A entidade reclama do atraso da Secretaria de Estado da Agricultura em liberar R$ 5 milhões captados do Fundo de Desenvolvimento Rural (FDR) para auxiliar agricultores que sofreram com a estiagem ainda em 2020.
O governo do Estado anunciou a liberação de R$ 50 mil por município no dia 04 de dezembro de 2020 com a intenção de auxiliar 90 municípios que decretaram emergência ou calamidade no ano passado, em função da seca. Até o dia 31 de março, nenhum município havia recebido o recurso.
Soluções para amenizar o colapso
Para a FETRAF-SC, essa crise na cadeia do leite também é resultado de uma cadeia de produção leiteira defasada e insustentável. “É preciso rever esse modelo que além de excluir muitas famílias, há muito tempo vem se mostrando inviável, porque estamos sempre vulneráveis e dependentes de matéria-prima“, avalia Selzler, referindo-se ao modelo de produção de leite à base de pasto.
Em curto prazo, a Federação aponta uma série de medidas para amenizar o impacto da crise, a começar por um diálogo com o Companhia Nacional de Abastecimento (Conab) para que não apenas regule o preço do milho, mas que também disponibilize seu estoque com a precificação mínima aos agricultores familiares atingidos por essas crises sucessivas.
Preocupado com a entrada de leite estrangeiro no país, o coordenador pontua que o Mercosul não impede que haja acordos, “precisamos de diplomacia e vontade política para valorizar o leite nacional”.
Ainda no âmbito Federal, a entidade participa de negociações para anistiar ou, pelo menos, prorrogar as dívidas dos trabalhadores do campo.
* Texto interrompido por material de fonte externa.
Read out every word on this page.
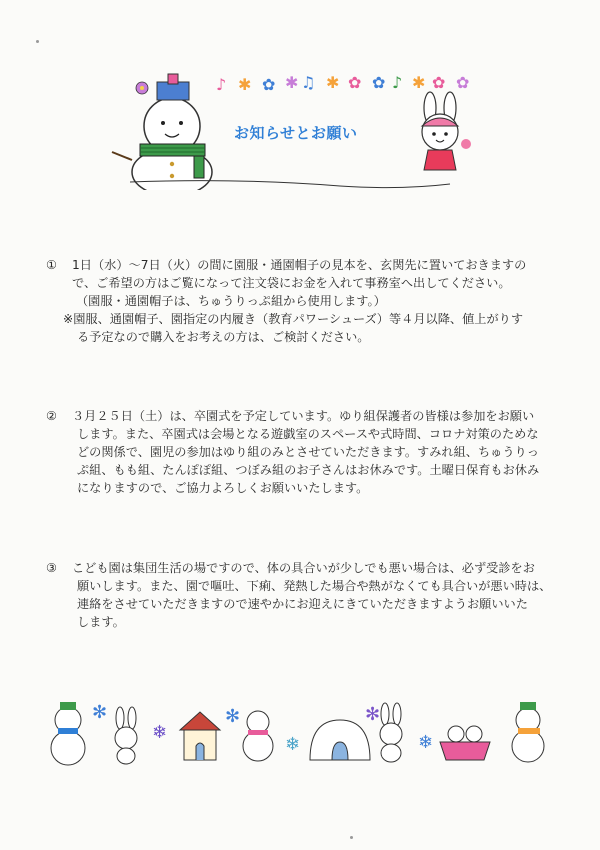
♪ ✱ ✿ ✱ ♫ ✱ ✿ ✿ ♪ ✱ ✿ ✿
お知らせとお願い
①	1日（水）～7日（火）の間に園服・通園帽子の見本を、玄関先に置いておきますの
で、ご希望の方はご覧になって注文袋にお金を入れて事務室へ出してください。
（園服・通園帽子は、ちゅうりっぷ組から使用します。）
※園服、通園帽子、園指定の内履き（教育パワーシューズ）等４月以降、値上がりす
る予定なので購入をお考えの方は、ご検討ください。
②	３月２５日（土）は、卒園式を予定しています。ゆり組保護者の皆様は参加をお願い
します。また、卒園式は会場となる遊戯室のスペースや式時間、コロナ対策のためな
どの関係で、園児の参加はゆり組のみとさせていただきます。すみれ組、ちゅうりっ
ぷ組、もも組、たんぽぽ組、つぼみ組のお子さんはお休みです。土曜日保育もお休み
になりますので、ご協力よろしくお願いいたします。
③	こども園は集団生活の場ですので、体の具合いが少しでも悪い場合は、必ず受診をお
願いします。また、園で嘔吐、下痢、発熱した場合や熱がなくても具合いが悪い時は、
連絡をさせていただきますので速やかにお迎えにきていただきますようお願いいた
します。
✻
❄
✻
❄
✻
❄
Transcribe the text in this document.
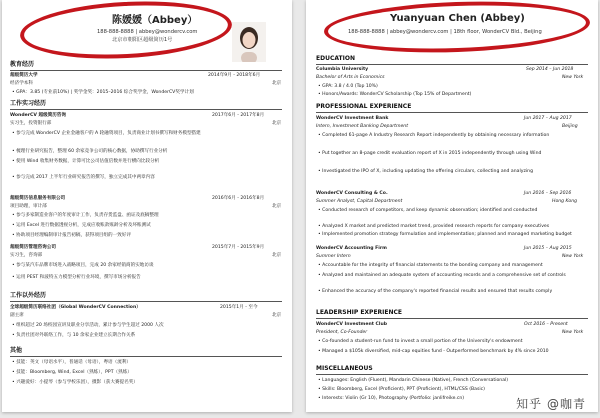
陈媛媛（Abbey）
188-888-8888 | abbey@wondercv.com
北京市朝阳区超级简历1号
教育经历
超级简历大学	2014年9月 - 2018年6月
经济学本科	北京
• GPA：3.85 (专业前10%) | 奖学金奖：2015–2016 综合奖学金，WonderCV奖学计划
工作实习经历
WonderCV 超级简历咨询	2017年6月 - 2017年8月
实习生，投资银行部	北京
• 参与完成 WonderCV 企业金融客户的 A 轮融资项目，负责商业计划书撰写和财务模型搭建
• 梳理行业研究报告，整理 60 余家竞争公司的核心数据，协助撰写行业分析
• 使用 Wind 收集财务数据，计算可比公司估值倍数并进行横向比较分析
• 参与完成 2017 上半年行业研究报告的撰写，独立完成其中两章内容
超级简历信息服务有限公司	2016年6月 - 2016年8月
项目助理，审计部	北京
• 参与多家制造业客户的年度审计工作，负责存货监盘、函证及底稿整理
• 运用 Excel 进行数据透视分析，完成应收账款账龄分析及坏账测试
• 协助项目经理编制审计报告初稿，获得项目组的一致好评
超级简历管理咨询公司	2015年7月 - 2015年9月
实习生，咨询部	北京
• 参与某汽车品牌市场进入战略项目，完成 20 余家经销商的实地访谈
• 运用 PEST 和波特五力模型分析行业环境，撰写市场分析报告
工作以外经历
全球超级简历联络社团（Global WonderCV Connection）	2015年1月 - 至今
副主席	北京
• 组织超过 20 场校园宣讲及职业分享活动，累计参与学生超过 2000 人次
• 负责社团对外联络工作，与 10 余家企业建立长期合作关系
其他
• 技能：英文（母语水平），普通话（母语），粤语（流利）
• 技能：Bloomberg, Wind, Excel（熟练），PPT（熟练）
• 兴趣爱好：小提琴（参与学校乐团），摄影（获大赛提名奖）
Yuanyuan Chen (Abbey)
188-888-8888 | abbey@wondercv.com | 18th floor, WonderCV Bld., Beijing
EDUCATION
Columbia University	Sep 2014 – Jun 2018
Bachelor of Arts in Economics	New York
• GPA: 3.8 / 4.0 (Top 10%)
• Honors/Awards: WonderCV Scholarship (Top 15% of Department)
PROFESSIONAL EXPERIENCE
WonderCV Investment Bank	Jun 2017 – Aug 2017
Intern, Investment Banking Department	Beijing
• Completed 61-page A Industry Research Report independently by obtaining necessary information
• Put together an 8-page credit evaluation report of X in 2015 independently through using Wind
• Investigated the IPO of X, including updating the offering circulars, collecting and analyzing
WonderCV Consulting & Co.	Jun 2016 – Sep 2016
Summer Analyst, Capital Department	Hong Kong
• Conducted research of competitors, and keep dynamic observation; identified and conducted
• Analyzed X market and predicted market trend, provided research reports for company executives
• Implemented promotion strategy formulation and implementation; planned and managed marketing budget
WonderCV Accounting Firm	Jun 2015 – Aug 2015
Summer Intern	New York
• Accountable for the integrity of financial statements to the bonding company and management
• Analyzed and maintained an adequate system of accounting records and a comprehensive set of controls
• Enhanced the accuracy of the company's reported financial results and ensured that results comply
LEADERSHIP EXPERIENCE
WonderCV Investment Club	Oct 2016 – Present
President, Co-Founder	New York
• Co-founded a student-run fund to invest a small portion of the University's endowment
• Managed a $105k diversified, mid-cap equities fund - Outperformed benchmark by 4% since 2010
MISCELLANEOUS
• Languages: English (Fluent), Mandarin Chinese (Native), French (Conversational)
• Skills: Bloomberg, Excel (Proficient), PPT (Proficient), HTML/CSS (Basic)
• Interests: Violin (Gr 10), Photography (Portfolio: janlifreike.cn)	知乎 @咖青
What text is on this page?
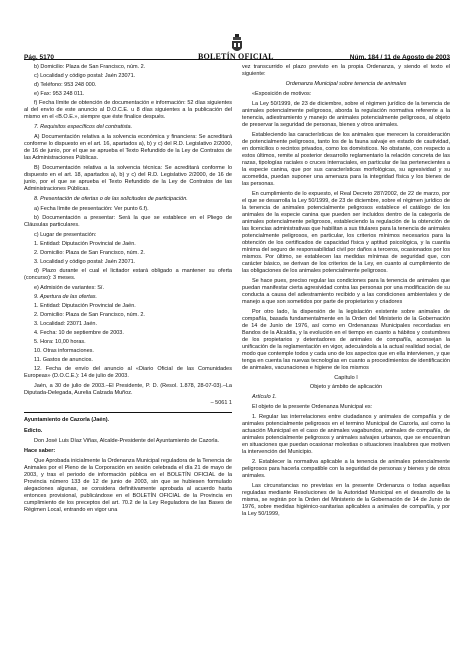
Pág. 5170	BOLETÍN OFICIAL	Núm. 184 / 11 de Agosto de 2003

b) Domicilio: Plaza de San Francisco, núm. 2.

c) Localidad y código postal: Jaén 23071.

d) Teléfono: 953 248 000.

e) Fax: 953 248 011.

f) Fecha límite de obtención de documentación e información: 52 días siguientes al del envío de este anuncio al D.O.C.E. u 8 días siguientes a la publicación del mismo en el «B.O.E.», siempre que éste finalice después.

7. Requisitos específicos del contratista.

A) Documentación relativa a la solvencia económica y financiera: Se acreditará conforme lo dispuesto en el art. 16, apartados a), b) y c) del R.D. Legislativo 2/2000, de 16 de junio, por el que se aprueba el Texto Refundido de la Ley de Contratos de las Administraciones Públicas.

B) Documentación relativa a la solvencia técnica: Se acreditará conforme lo dispuesto en el art. 18, apartados a), b) y c) del R.D. Legislativo 2/2000, de 16 de junio, por el que se aprueba el Texto Refundido de la Ley de Contratos de las Administraciones Públicas.

8. Presentación de ofertas o de las solicitudes de participación.

a) Fecha límite de presentación: Ver punto 6.f).

b) Documentación a presentar: Será la que se establece en el Pliego de Cláusulas particulares.

c) Lugar de presentación:

1. Entidad: Diputación Provincial de Jaén.

2. Domicilio: Plaza de San Francisco, núm. 2.

3. Localidad y código postal: Jaén 23071.

d) Plazo durante el cual el licitador estará obligado a mantener su oferta (concurso): 3 meses.

e) Admisión de variantes: Sí.

9. Apertura de las ofertas.

1. Entidad: Diputación Provincial de Jaén.

2. Domicilio: Plaza de San Francisco, núm. 2.

3. Localidad: 23071 Jaén.

4. Fecha: 10 de septiembre de 2003.

5. Hora: 10,00 horas.

10. Otras informaciones.

11. Gastos de anuncios.

12. Fecha de envío del anuncio al «Diario Oficial de las Comunidades Europeas» (D.O.C.E.): 14 de julio de 2003.

Jaén, a 30 de julio de 2003.–El Presidente, P. D. (Resol. 1.878, 28-07-03).–La Diputada-Delegada, Aurelia Calzada Muñoz.

– 5061 1

Ayuntamiento de Cazorla (Jaén).

Edicto.

Don José Luis Díaz Viñas, Alcalde-Presidente del Ayuntamiento de Cazorla.

Hace saber:

Que Aprobada inicialmente la Ordenanza Municipal reguladora de la Tenencia de Animales por el Pleno de la Corporación en sesión celebrada el día 21 de mayo de 2003, y tras el periodo de información pública en el BOLETÍN OFICIAL de la Provincia número 133 de 12 de junio de 2003, sin que se hubiesen formulado alegaciones algunas, se considera definitivamente aprobada al acuerdo hasta entonces provisional, publicándose en el BOLETÍN OFICIAL de la Provincia en cumplimiento de los preceptos del art. 70.2 de la Ley Reguladora de las Bases de Régimen Local, entrando en vigor una

vez transcurrido el plazo previsto en la propia Ordenanza, y siendo el texto el siguiente:

Ordenanza Municipal sobre tenencia de animales

«Exposición de motivos:

La Ley 50/1999, de 23 de diciembre, sobre el régimen jurídico de la tenencia de animales potencialmente peligrosos, aborda la regulación normativa referente a la tenencia, adiestramiento y manejo de animales potencialmente peligrosos, al objeto de preservar la seguridad de personas, bienes y otros animales.

Estableciendo las características de los animales que merecen la consideración de potencialmente peligrosos, tanto los de la fauna salvaje en estado de cautividad, en domicilios o recintos privados, como los domésticos. No obstante, con respecto a estos últimos, remite al posterior desarrollo reglamentario la relación concreta de las razas, tipologías raciales o cruces interraciales, en particular de las pertenecientes a la especie canina, que por sus características morfológicas, su agresividad y su acometida, puedan suponer una amenaza para la integridad física y los bienes de las personas.

En cumplimiento de lo expuesto, el Real Decreto 287/2002, de 22 de marzo, por el que se desarrolla la Ley 50/1999, de 23 de diciembre, sobre el régimen jurídico de la tenencia de animales potencialmente peligrosos establece el catálogo de los animales de la especie canina que pueden ser incluidos dentro de la categoría de animales potencialmente peligrosos, estableciendo la regulación de la obtención de las licencias administrativas que habilitan a sus titulares para la tenencia de animales potencialmente peligrosos, en particular, los criterios mínimos necesarios para la obtención de los certificados de capacidad física y aptitud psicológica, y la cuantía mínima del seguro de responsabilidad civil por daños a terceros, ocasionados por los mismos. Por último, se establecen las medidas mínimas de seguridad que, con carácter básico, se derivan de los criterios de la Ley, en cuanto al cumplimiento de las obligaciones de los animales potencialmente peligrosos.

Se hace pues, preciso regular las condiciones para la tenencia de animales que puedan manifestar cierta agresividad contra las personas por una modificación de su conducta a causa del adiestramiento recibido y a las condiciones ambientales y de manejo a que son sometidos por parte de propietarios y criadores

Por otro lado, la dispersión de la legislación existente sobre animales de compañía, basada fundamentalmente en la Orden del Ministerio de la Gobernación de 14 de Junio de 1976, así como en Ordenanzas Municipales recordadas en Bandos de la Alcaldía, y la evolución en el tiempo en cuanto a hábitos y costumbres de los propietarios y detentadores de animales de compañía, aconsejan la unificación de la reglamentación en vigor, adecuándola a la actual realidad social, de modo que contemple todos y cada uno de los aspectos que en ella intervienen, y que tenga en cuenta las nuevas tecnologías en cuanto a procedimientos de identificación de animales, vacunaciones e higiene de los mismos

Capítulo I

Objeto y ámbito de aplicación

Artículo 1.

El objeto de la presente Ordenanza Municipal es:

1. Regular las interrelaciones entre ciudadanos y animales de compañía y de animales potencialmente peligrosos en el termino Municipal de Cazorla, así como la actuación Municipal en el caso de animales vagabundos, animales de compañía, de animales potencialmente peligrosos y animales salvajes urbanos, que se encuentran en situaciones que puedan ocasionar molestias o situaciones insalubres que motiven la intervención del Municipio.

2. Establecer la normativa aplicable a la tenencia de animales potencialmente peligrosos para hacerla compatible con la seguridad de personas y bienes y de otros animales.

Las circunstancias no previstas en la presente Ordenanza o todas aquellas reguladas mediante Resoluciones de la Autoridad Municipal en el desarrollo de la misma, se regirán por la Orden del Ministerio de la Gobernación de 14 de Junio de 1976, sobre medidas higiénico-sanitarias aplicables a animales de compañía, y por la Ley 50/1999,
Com o governo do Estado, a FETRAF pretende negociar a prorrogação dos vencimentos do Programa Troca-troca deste ano, além de pedir a sua ampliação, para que os agricultores familiares possam ter acesso a variedades e maior volume de sementes e insumos, “também pedimos que o Estado entre com um subsídio e financie sementes de pastagem de inverno. É preciso agir logo, ou a nossa Agricultura Familiar não vai aguentar o rojão”.